Whereas the BMCs revenue is struggling to satisfy the goal, the spending on capital works has already overshot as of December 2020. In opposition to the goal of Rs 5,744 crore, BMC has incurred capital expenditure of Rs 5,875 crore as of December 2020. “Our capital expenditure is pretty much as good as final yr, and all work has taken off post-monsoon. If we exclude the Rs 1,800 crore we spent on Covid-19, our expenditure for different departments and tasks has not suffered in any respect,” stated P Velrasu, extra municipal commissioner.
Capital expenditure refers back to the cash spent on buying, creating, upgrading and sustaining bodily property, and is the parameter to look out for to gauge the bills on infrastructure. The quantity spent on salaries, pensions, administrative bills, curiosity is termed as income expenditure, which is kind of the mounted outgoing of any entity.
The shortfall in income has pressured the civic physique to organize a plan of cost-saving in all departments. Forward of the finances 2021-22, BMC has sought departments to seek out new sources of revenue and strictly implement the prevailing ones. The dip within the income supply has pushed the civic physique to take a tougher take a look at how a lot it will probably spend. It means both the civic physique should discover new areas to extend its revenue or discover a strategy to fund its infrastructure tasks.
Implementation of the rise within the lease, hire and premiums of all vacant land tenancy properties, by means of which BMC expects to mop up Rs 500-600 crore yearly, reducing down administrative expenditure together with electrical energy, web and transportation payments, emphasis on property tax assortment and reformation in tax assortment mechanism, implementation of property and market redevelopment coverage, the introduction of fireplace service charge amounting to Rs 50 crore yearly, are a couple of steps more likely to be proposed within the upcoming finances.
“The concept BMC is sitting on money reserves is fake. It is likely to be true 5 years again, however not anymore. Tapping into new income sources, disciplined spending, streamlining of administrative expenditure, municipal bonds, levying prices, the entry charge for the floating inhabitants that makes use of BMCs infrastructure, amongst others, are a number of the strategies,” stated a senior civic official.

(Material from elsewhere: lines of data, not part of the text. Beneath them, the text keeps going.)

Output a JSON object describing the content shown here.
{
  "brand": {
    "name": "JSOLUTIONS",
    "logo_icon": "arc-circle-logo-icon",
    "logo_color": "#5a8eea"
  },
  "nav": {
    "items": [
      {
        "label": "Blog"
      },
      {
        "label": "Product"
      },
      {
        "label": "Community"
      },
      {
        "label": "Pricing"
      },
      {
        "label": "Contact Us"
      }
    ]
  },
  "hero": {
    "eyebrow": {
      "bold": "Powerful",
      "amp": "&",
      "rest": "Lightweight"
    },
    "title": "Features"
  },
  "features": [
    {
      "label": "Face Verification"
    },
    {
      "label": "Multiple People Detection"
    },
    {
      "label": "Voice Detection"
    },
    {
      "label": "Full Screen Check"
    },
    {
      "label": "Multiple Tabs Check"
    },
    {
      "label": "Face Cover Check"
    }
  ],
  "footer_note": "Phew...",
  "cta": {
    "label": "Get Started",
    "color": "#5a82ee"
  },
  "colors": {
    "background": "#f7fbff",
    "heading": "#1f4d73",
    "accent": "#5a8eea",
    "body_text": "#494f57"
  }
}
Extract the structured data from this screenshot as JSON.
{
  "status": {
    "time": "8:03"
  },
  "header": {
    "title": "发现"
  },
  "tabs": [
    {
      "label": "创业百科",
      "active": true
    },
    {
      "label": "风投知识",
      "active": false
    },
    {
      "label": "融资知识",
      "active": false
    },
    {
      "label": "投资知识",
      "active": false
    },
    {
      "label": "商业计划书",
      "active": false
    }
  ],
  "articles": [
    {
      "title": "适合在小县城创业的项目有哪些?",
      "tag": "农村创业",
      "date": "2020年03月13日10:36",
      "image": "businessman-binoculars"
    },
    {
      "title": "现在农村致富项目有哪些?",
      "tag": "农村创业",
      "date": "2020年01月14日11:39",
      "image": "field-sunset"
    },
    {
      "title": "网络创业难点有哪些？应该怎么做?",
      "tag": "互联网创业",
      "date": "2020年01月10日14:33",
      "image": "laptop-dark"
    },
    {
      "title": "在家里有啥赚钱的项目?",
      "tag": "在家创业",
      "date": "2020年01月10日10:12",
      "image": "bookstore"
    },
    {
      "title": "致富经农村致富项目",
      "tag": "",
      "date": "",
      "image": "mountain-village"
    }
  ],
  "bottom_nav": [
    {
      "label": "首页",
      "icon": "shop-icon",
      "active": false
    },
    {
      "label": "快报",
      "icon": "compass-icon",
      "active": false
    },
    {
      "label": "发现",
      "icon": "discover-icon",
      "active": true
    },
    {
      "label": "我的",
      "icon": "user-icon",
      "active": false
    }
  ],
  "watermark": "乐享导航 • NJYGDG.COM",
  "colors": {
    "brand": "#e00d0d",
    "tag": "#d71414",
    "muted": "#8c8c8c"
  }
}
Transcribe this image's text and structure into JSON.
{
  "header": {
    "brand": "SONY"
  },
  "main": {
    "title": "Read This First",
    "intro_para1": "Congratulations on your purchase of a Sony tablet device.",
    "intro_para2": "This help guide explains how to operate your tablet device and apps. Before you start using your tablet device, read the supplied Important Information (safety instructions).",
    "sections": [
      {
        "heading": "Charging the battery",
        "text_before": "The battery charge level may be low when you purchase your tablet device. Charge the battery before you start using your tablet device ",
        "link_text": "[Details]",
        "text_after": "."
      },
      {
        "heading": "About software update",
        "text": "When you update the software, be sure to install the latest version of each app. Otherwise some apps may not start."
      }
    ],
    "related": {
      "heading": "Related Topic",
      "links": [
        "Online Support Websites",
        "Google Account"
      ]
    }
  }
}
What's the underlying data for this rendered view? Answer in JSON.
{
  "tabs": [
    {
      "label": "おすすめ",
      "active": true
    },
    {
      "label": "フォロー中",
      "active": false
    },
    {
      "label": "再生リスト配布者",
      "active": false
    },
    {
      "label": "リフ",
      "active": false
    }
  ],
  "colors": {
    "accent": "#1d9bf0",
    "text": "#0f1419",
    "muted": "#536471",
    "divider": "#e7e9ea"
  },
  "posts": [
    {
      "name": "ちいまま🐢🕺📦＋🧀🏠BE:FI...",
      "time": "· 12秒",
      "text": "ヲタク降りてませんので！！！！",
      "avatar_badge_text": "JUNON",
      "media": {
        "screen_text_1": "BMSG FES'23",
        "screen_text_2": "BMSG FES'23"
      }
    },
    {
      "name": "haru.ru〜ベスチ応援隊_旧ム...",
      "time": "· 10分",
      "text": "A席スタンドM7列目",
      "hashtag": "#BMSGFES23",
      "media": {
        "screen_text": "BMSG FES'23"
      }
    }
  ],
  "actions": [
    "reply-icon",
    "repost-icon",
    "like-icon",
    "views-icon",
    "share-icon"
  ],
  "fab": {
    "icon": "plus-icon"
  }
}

In 2020-21, the then municipal commissioner, Praveen Pardeshi dipped into the reserves to withdraw Rs 4,380 crore. If the BMC continues to dip into its accessible reserves of ?52,286 crore in each finances, the reserves are certain to run dry in a few decade with the civic physique’s growing expenditures. The BMC has one other Rs 26,382 crore in its reserves which can’t be utilised even in emergencies because it has been allotted for dedicated liabilities like provident fund, pensions, gratuity and different deposits.
For the primary time because it was advised by former BMC Commissioner Sitaram Kunte in 2014, the BMC is contemplating elevating municipal bonds. “BMC can not ceaselessly faucet into its reserves. Presently, BMCs credentials are good and we will get an rate of interest of 6-6.5 per cent if we float the bonds now. The bond interval shall be 10-15 years,” the official stated.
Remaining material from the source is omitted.